Calon suami Rania direbut oleh adik kandungnya sendiri. Apa Rania akan diam saja dan merelakan calon suaminya? Tentu saja tidak! Rania membalaskan dendamnya dengan cara yang lebih sakit, meski harus merelakan dirinya sendiri.
Karya ini diterbitkan atas izin NovelToon sweetiemiliky, isi konten hanyalah pandangan pribadi pembuatnya, tidak mewakili NovelToon sendiri
Bab 20 : Calon mertua
Terlahir dari keluarga tidak harmonis membuat Ryan tak memiliki rencana membangun keluarganya sendiri saat dewasa. Dipertontonkan adegan kekerasan dan suara keras saling bersahutan sejak kecil mengubah pandangan Ryan tentang keluarga, menurutnya, membangun keluarga hanya akan menambah masalah setiap harinya.
Ibu dan ayahnya bercerai tepat saat Ryan baru saja menghadiri acara kelulusan sekolah menengah pertama. Mereka tidak hadir dan sibuk mengurus perceraian mereka.
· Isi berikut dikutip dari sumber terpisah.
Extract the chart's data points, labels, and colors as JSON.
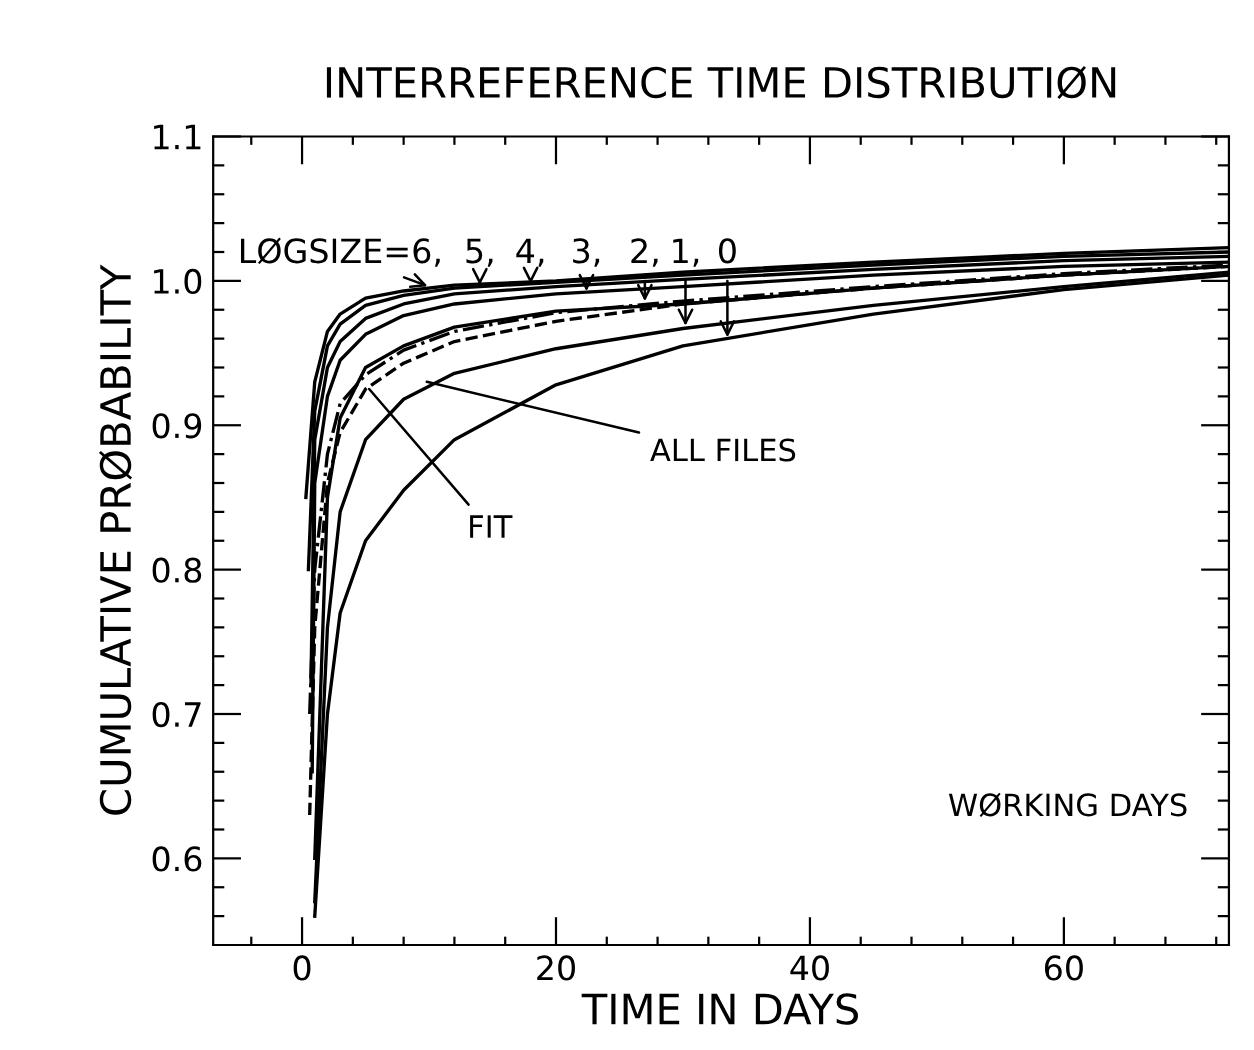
{
  "chart_data": {
    "type": "line",
    "title": "INTERREFERENCE TIME DISTRIBUTIØN",
    "xlabel": "TIME IN DAYS",
    "ylabel": "CUMULATIVE PRØBABILITY",
    "xlim": [
      -7,
      73
    ],
    "ylim": [
      0.54,
      1.1
    ],
    "xticks": [
      {
        "value": -4,
        "label": null
      },
      0,
      {
        "value": 4,
        "label": null
      },
      {
        "value": 8,
        "label": null
      },
      {
        "value": 12,
        "label": null
      },
      {
        "value": 16,
        "label": null
      },
      20,
      {
        "value": 24,
        "label": null
      },
      {
        "value": 28,
        "label": null
      },
      {
        "value": 32,
        "label": null
      },
      {
        "value": 36,
        "label": null
      },
      40,
      {
        "value": 44,
        "label": null
      },
      {
        "value": 48,
        "label": null
      },
      {
        "value": 52,
        "label": null
      },
      {
        "value": 56,
        "label": null
      },
      60,
      {
        "value": 64,
        "label": null
      },
      {
        "value": 68,
        "label": null
      },
      {
        "value": 72,
        "label": null
      }
    ],
    "yticks": [
      {
        "value": 0.56,
        "label": null
      },
      {
        "value": 0.58,
        "label": null
      },
      0.6,
      {
        "value": 0.62,
        "label": null
      },
      {
        "value": 0.64,
        "label": null
      },
      {
        "value": 0.66,
        "label": null
      },
      {
        "value": 0.68,
        "label": null
      },
      0.7,
      {
        "value": 0.72,
        "label": null
      },
      {
        "value": 0.74,
        "label": null
      },
      {
        "value": 0.76,
        "label": null
      },
      {
        "value": 0.78,
        "label": null
      },
      0.8,
      {
        "value": 0.82,
        "label": null
      },
      {
        "value": 0.84,
        "label": null
      },
      {
        "value": 0.86,
        "label": null
      },
      {
        "value": 0.88,
        "label": null
      },
      0.9,
      {
        "value": 0.92,
        "label": null
      },
      {
        "value": 0.94,
        "label": null
      },
      {
        "value": 0.96,
        "label": null
      },
      {
        "value": 0.98,
        "label": null
      },
      {
        "value": 1.0,
        "label": "1.0"
      },
      {
        "value": 1.02,
        "label": null
      },
      {
        "value": 1.04,
        "label": null
      },
      {
        "value": 1.06,
        "label": null
      },
      {
        "value": 1.08,
        "label": null
      },
      1.1
    ],
    "grid": false,
    "legend": false,
    "marker": "none",
    "series": [
      {
        "color": "#000000",
        "line_style": "solid",
        "x": [
          0.3,
          1,
          2,
          3,
          5,
          8,
          12,
          20,
          30,
          45,
          60,
          73
        ],
        "values": [
          0.85,
          0.93,
          0.965,
          0.977,
          0.988,
          0.993,
          0.997,
          1.0,
          1.006,
          1.013,
          1.019,
          1.023
        ]
      },
      {
        "color": "#000000",
        "line_style": "solid",
        "x": [
          0.5,
          1,
          2,
          3,
          5,
          8,
          12,
          20,
          30,
          45,
          60,
          73
        ],
        "values": [
          0.8,
          0.91,
          0.955,
          0.97,
          0.983,
          0.99,
          0.995,
          0.999,
          1.004,
          1.011,
          1.017,
          1.02
        ]
      },
      {
        "color": "#000000",
        "line_style": "solid",
        "x": [
          0.7,
          1,
          2,
          3,
          5,
          8,
          12,
          20,
          30,
          45,
          60,
          73
        ],
        "values": [
          0.72,
          0.89,
          0.94,
          0.958,
          0.974,
          0.984,
          0.991,
          0.996,
          1.001,
          1.008,
          1.014,
          1.017
        ]
      },
      {
        "color": "#000000",
        "line_style": "solid",
        "x": [
          0.8,
          1,
          2,
          3,
          5,
          8,
          12,
          20,
          30,
          45,
          60,
          73
        ],
        "values": [
          0.66,
          0.86,
          0.92,
          0.945,
          0.963,
          0.976,
          0.984,
          0.991,
          0.996,
          1.004,
          1.01,
          1.013
        ]
      },
      {
        "color": "#000000",
        "line_style": "solid",
        "x": [
          1,
          2,
          3,
          5,
          8,
          12,
          20,
          30,
          45,
          60,
          73
        ],
        "values": [
          0.6,
          0.85,
          0.905,
          0.94,
          0.955,
          0.968,
          0.979,
          0.984,
          0.995,
          1.004,
          1.01
        ]
      },
      {
        "color": "#000000",
        "line_style": "solid",
        "x": [
          1,
          2,
          3,
          5,
          8,
          12,
          20,
          30,
          45,
          60,
          73
        ],
        "values": [
          0.57,
          0.76,
          0.84,
          0.89,
          0.918,
          0.936,
          0.953,
          0.967,
          0.983,
          0.996,
          1.006
        ]
      },
      {
        "color": "#000000",
        "line_style": "solid",
        "x": [
          1,
          2,
          3,
          5,
          8,
          12,
          20,
          30,
          45,
          60,
          73
        ],
        "values": [
          0.56,
          0.7,
          0.77,
          0.82,
          0.855,
          0.89,
          0.928,
          0.955,
          0.977,
          0.994,
          1.004
        ]
      },
      {
        "color": "#000000",
        "line_style": "dashdot",
        "x": [
          0.6,
          1,
          2,
          3,
          5,
          8,
          12,
          20,
          30,
          45,
          60,
          73
        ],
        "values": [
          0.7,
          0.8,
          0.88,
          0.915,
          0.935,
          0.952,
          0.965,
          0.978,
          0.986,
          0.996,
          1.005,
          1.011
        ]
      },
      {
        "color": "#000000",
        "line_style": "dashed",
        "x": [
          0.6,
          1,
          2,
          3,
          5,
          8,
          12,
          20,
          30,
          45,
          60,
          73
        ],
        "values": [
          0.63,
          0.76,
          0.86,
          0.895,
          0.925,
          0.943,
          0.958,
          0.972,
          0.984,
          0.995,
          1.004,
          1.01
        ]
      }
    ],
    "annotations": [
      {
        "text": "LØGSIZE=6,",
        "x": 10.3,
        "y": 0.995
      },
      {
        "text": "5,",
        "x": 14,
        "y": 0.997
      },
      {
        "text": "4,",
        "x": 18,
        "y": 0.994
      },
      {
        "text": "3,",
        "x": 22.4,
        "y": 0.989
      },
      {
        "text": "2,",
        "x": 27,
        "y": 0.982
      },
      {
        "text": "1,",
        "x": 30.2,
        "y": 0.965
      },
      {
        "text": "0",
        "x": 33.5,
        "y": 0.957
      },
      {
        "text": "ALL FILES",
        "x": 9.4,
        "y": 0.931
      },
      {
        "text": "FIT",
        "x": 5,
        "y": 0.928
      },
      "WØRKING DAYS"
    ]
  }
}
Ryan tidak ikut dengan ayah atau ibu, ia memutuskan untuk tinggal sendirian dirumah yang telah menjadi saksi bisu atas perjalanan hidupnya yang tak mudah. Ryan juga tidak melanjutkan sekolah ke jenjang selanjutnya karena frustasi waktu itu.
Masing-masing dari orang tuanya sudah memiliki keluarga baru, dan kalau dilihat-lihat, keluarga baru mereka lebih harmonis.
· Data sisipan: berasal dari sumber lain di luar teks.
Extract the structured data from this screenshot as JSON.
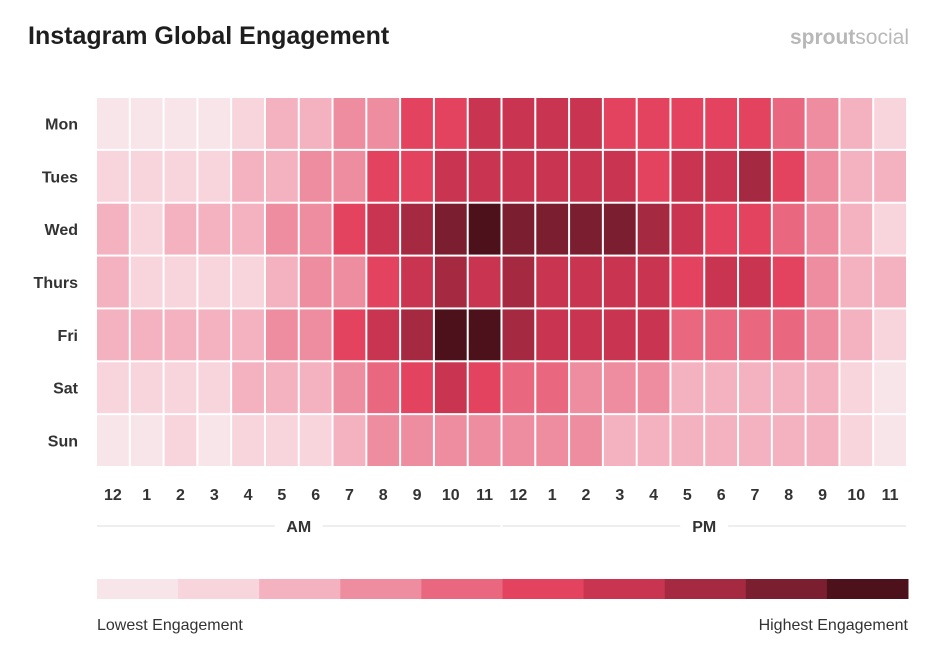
{
  "title": "Instagram Global Engagement",
  "brand": {
    "part1": "sprout",
    "part2": "social"
  },
  "chart_data": {
    "type": "heatmap",
    "title": "Instagram Global Engagement",
    "rows": [
      "Mon",
      "Tues",
      "Wed",
      "Thurs",
      "Fri",
      "Sat",
      "Sun"
    ],
    "columns": [
      "12",
      "1",
      "2",
      "3",
      "4",
      "5",
      "6",
      "7",
      "8",
      "9",
      "10",
      "11",
      "12",
      "1",
      "2",
      "3",
      "4",
      "5",
      "6",
      "7",
      "8",
      "9",
      "10",
      "11"
    ],
    "periods": [
      {
        "label": "AM",
        "columns": [
          0,
          11
        ]
      },
      {
        "label": "PM",
        "columns": [
          12,
          23
        ]
      }
    ],
    "values": [
      [
        1,
        1,
        1,
        1,
        2,
        3,
        3,
        4,
        4,
        6,
        6,
        7,
        7,
        7,
        7,
        6,
        6,
        6,
        6,
        6,
        5,
        4,
        3,
        2
      ],
      [
        2,
        2,
        2,
        2,
        3,
        3,
        4,
        4,
        6,
        6,
        7,
        7,
        7,
        7,
        7,
        7,
        6,
        7,
        7,
        8,
        6,
        4,
        3,
        3
      ],
      [
        3,
        2,
        3,
        3,
        3,
        4,
        4,
        6,
        7,
        8,
        9,
        10,
        9,
        9,
        9,
        9,
        8,
        7,
        6,
        6,
        5,
        4,
        3,
        2
      ],
      [
        3,
        2,
        2,
        2,
        2,
        3,
        4,
        4,
        6,
        7,
        8,
        7,
        8,
        7,
        7,
        7,
        7,
        6,
        7,
        7,
        6,
        4,
        3,
        3
      ],
      [
        3,
        3,
        3,
        3,
        3,
        4,
        4,
        6,
        7,
        8,
        10,
        10,
        8,
        7,
        7,
        7,
        7,
        5,
        5,
        5,
        5,
        4,
        3,
        2
      ],
      [
        2,
        2,
        2,
        2,
        3,
        3,
        3,
        4,
        5,
        6,
        7,
        6,
        5,
        5,
        4,
        4,
        4,
        3,
        3,
        3,
        3,
        3,
        2,
        1
      ],
      [
        1,
        1,
        2,
        1,
        2,
        2,
        2,
        3,
        4,
        4,
        4,
        4,
        4,
        4,
        4,
        3,
        3,
        3,
        3,
        3,
        3,
        3,
        2,
        1
      ]
    ],
    "scale_min": 1,
    "scale_max": 10,
    "color_scale": [
      "#f8e5ea",
      "#f8d5dd",
      "#f4b1bf",
      "#ee8da0",
      "#e9687f",
      "#e3435e",
      "#c93550",
      "#a52a41",
      "#7b1f30",
      "#4d111b"
    ],
    "legend": {
      "low_label": "Lowest Engagement",
      "high_label": "Highest Engagement",
      "placement": "bottom"
    }
  }
}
Rasa sakit hati Ryan melihat kebahagiaan mereka membuatnya tumbuh menjadi anak yang tidak tahu aturan. Ia cenderung mencari kebahagiaan yang bisa digapai sendiri, termasuk minum-minum setiap hari, berjudi, lalu meniduri banyak perempuan setiap minggunya.
Awalnya semua berjalan baik. Ryan merasa bahagia atas apa yang dia lakukan, hingga sampai akhirnya Rania datang dan mengatakan kalau dia sedang mengandung anaknya, bahkan menuntut tanggung jawab.
Jujur saja Ryan tidak meragukan anak dikandungan Rania. Ia jelas tahu dan merasakan kalau dia lah orang pertama yang melakukannya pada Rania. Selain itu, Ryan yang biasa membuang muatan diluar, entah kenapa saat bersama Rania malah membuangnya didalam.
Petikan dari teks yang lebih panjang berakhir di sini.